Explanation on Data and Variables

The data set I chose to go with was on the FIFA World Cup Tournament from TidyTuesday. The dataset lets you take a look at every single game ever in the World Cup starting in 1930 when the first World Cup began. There are 15 variables in this set. The variables I will be using to answer my question will be stage, winning_team, and outcome.

Question

What countries/teams usually make it farther in the World Cup tournament?

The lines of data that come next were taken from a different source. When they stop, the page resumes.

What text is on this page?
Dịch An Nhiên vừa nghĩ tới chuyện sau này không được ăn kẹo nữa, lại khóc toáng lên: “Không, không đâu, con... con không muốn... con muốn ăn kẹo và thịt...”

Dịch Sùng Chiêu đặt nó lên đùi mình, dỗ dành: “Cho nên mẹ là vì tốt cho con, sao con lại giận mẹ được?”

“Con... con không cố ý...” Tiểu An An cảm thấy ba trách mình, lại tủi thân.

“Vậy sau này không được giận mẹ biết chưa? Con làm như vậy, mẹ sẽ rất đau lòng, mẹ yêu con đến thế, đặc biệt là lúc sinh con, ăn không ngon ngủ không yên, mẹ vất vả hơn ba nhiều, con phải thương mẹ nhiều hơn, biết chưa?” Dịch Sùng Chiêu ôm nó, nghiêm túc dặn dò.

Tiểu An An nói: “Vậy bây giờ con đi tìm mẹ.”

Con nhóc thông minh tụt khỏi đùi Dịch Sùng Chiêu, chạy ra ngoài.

Also does being the home team rather than away have an advantage?

Analyzing Data

# Scatter plot of each team and how far they have made it in the tournament
ggplot(data = data, mapping = aes(x = stage, y = winning_team)) + 
  geom_point()

# Bar chart of how many wins the home and away teams have, or if they draw
ggplot(data) + 
  geom_bar(mapping = aes(x = outcome))

# Scatter/point chart on how many teams have won each stage
ggplot(data = data) +
  geom_count(mapping = aes(x = outcome, y = stage))

Conclusions on Data

When looking at the first scatter plot of each team and how far they have made it in the tournament, we can see that Argentina, Brazil, England, France, Italy, Spain, Uruguay, and Germany are the only countries/teams that have made it to the finals of the World Cup, that’s also since 1930, so these countries/teams have been known as usually the favorites to win when the tournament comes up.

Following the scatter plot is the bar chart which shows us that being the home team instead of away definitely has a slight advantage with the away team totaling 300 wins and the home team totaling around 425 wins. Moving onto the scatter/point chart we see the trend that in the group stages of the tournament you can draw with teams since they are scored on a point system. Than obviously when you get to third place, semi-finals, and the finals they’re no draws since there must be a winner and a loser.